Markus Söder, ministro-presidente da Baviera, cargo equivalente a governador, demonstrou irritação com o problema em Munique, sua capital, e defendeu que a polícia deveria ter autorização para abater drones a tiros. “A partir de agora, deveria prevalecer o seguinte princípio: abater em vez de esperar. E isso de forma consistente. Nossa polícia deveria poder abater drones imediatamente”, declarou o político conservador ao tabloide Bild.
Ministro do Interior, Alexander Dobrindt foi mais técnico. “O avistamento de drones em Munique é mais um alerta. Precisamos de mais financiamento, incentivo e pesquisa, em nível nacional e europeu.” Não é tarefa fácil abater drones a céu aberto e, pelo menos na Alemanha, há implicações legais a serem superadas.
Escaldados por duas Guerras Mundiais e a ascensão do nazismo, os alemães mantêm na Constituição um papel estrito para suas Forças Armadas dentro do próprio país. Militares podem atuar em emergências nacionais, como desastres naturais, e apenas em 2006 a lista de situações previstas como tal passou a incluir ameaças terroristas.
Dobrindt quer apresentar um projeto ainda neste ano que amplia as capacidades da Bundeswehr, as Forças alemãs, para que ela se torne a principal autoridade na prevenção do problema. Atualmente, os militares só podem agir na jurisdição de bases militares, assim como apenas a Polícia Federal pode atuar em ferrovias, por exemplo.
Outra providência prometida pelo governo Friedrich Merz é criar um centro de defesa especializado em drones para coordenar os aspectos técnicos da empreitada. Outra tarefa complicada, pois é preciso enfrentar os altos custos envolvidos.
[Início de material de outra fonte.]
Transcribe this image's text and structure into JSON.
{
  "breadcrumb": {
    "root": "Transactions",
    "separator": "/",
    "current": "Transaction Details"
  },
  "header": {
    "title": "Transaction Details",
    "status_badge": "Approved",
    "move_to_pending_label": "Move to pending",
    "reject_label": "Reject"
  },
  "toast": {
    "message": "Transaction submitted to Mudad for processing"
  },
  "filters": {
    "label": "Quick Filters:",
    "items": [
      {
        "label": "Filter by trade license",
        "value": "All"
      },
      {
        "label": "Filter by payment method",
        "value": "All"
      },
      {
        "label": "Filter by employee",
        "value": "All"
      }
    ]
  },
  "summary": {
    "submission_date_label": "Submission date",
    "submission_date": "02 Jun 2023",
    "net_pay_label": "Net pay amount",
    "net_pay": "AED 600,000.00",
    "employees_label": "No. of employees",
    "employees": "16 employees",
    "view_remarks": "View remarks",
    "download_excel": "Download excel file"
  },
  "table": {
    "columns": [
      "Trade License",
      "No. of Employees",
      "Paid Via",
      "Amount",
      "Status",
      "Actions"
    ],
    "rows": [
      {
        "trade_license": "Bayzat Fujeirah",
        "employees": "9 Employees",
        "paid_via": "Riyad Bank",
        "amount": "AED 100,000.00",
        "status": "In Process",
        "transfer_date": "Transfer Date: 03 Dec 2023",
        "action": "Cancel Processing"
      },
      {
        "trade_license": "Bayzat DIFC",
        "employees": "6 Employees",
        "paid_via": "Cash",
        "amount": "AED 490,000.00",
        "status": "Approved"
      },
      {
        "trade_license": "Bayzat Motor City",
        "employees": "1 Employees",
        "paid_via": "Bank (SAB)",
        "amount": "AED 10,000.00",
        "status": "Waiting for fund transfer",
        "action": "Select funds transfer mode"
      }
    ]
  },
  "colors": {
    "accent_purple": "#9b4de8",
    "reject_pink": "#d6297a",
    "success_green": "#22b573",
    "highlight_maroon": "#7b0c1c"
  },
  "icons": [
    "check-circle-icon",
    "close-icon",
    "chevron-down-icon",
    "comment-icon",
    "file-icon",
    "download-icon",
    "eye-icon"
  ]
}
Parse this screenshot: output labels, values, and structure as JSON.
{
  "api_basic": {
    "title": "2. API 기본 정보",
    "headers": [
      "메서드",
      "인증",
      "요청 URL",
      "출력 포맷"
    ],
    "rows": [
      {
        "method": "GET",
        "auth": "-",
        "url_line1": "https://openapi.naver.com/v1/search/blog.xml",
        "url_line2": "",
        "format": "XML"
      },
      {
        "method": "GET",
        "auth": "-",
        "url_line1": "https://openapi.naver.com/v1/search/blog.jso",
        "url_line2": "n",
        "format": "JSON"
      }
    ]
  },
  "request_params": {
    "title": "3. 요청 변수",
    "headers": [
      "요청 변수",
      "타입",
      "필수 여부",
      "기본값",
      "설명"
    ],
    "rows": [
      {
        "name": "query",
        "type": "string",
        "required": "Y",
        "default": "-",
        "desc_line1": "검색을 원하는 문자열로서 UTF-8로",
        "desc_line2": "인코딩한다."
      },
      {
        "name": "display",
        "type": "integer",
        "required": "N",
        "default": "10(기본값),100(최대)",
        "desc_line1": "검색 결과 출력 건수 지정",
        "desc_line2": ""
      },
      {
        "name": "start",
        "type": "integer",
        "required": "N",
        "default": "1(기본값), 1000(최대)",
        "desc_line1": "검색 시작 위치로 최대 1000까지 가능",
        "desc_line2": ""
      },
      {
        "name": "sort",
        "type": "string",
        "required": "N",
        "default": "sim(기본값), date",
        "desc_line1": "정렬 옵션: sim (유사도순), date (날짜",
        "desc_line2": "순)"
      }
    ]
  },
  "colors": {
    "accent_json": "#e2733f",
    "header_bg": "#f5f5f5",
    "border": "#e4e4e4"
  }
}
Derrubar drones com mísseis de caça, desenhados para derrubar estruturas muito maiores, é uma equação que não fecha em uma Europa que há meses discute um orçamento comum de defesa e está órfã da antes farta ajuda militar dos EUA na Otan. Há ainda a questão dos destroços, perigo potencial quando os aparelhos sobrevoam áreas habitadas.
A principal estratégia é copiar recursos desenvolvidos pela Ucrânia desde a invasão russa em 2022, inspiração do muro antidrones proposto por Ursula von der Leyen, chefe da UE, assim como investir em novas tecnologias. A Bundeswehr trabalha com bloqueadores de mísseis, interferência de GPS e faz testes com um sistema drone contra drone.
Já a Polícia Federal participa do desenvolvimento de um novo dispositivo, o Sky Wall 100, que lança uma rede no ar para capturar o drone e trazê-lo de volta ao solo com uma espécie de paraquedas. O método tem como vantagem preservar o aparelho para análise.
Dobrindt afirmou que pretende levantar a discussão sobre segurança aérea em um encontro que já estava programado para este sábado, em Munique, com seus pares europeus. O assunto original era imigração. A Europa vai trocando a ordem de seus receios.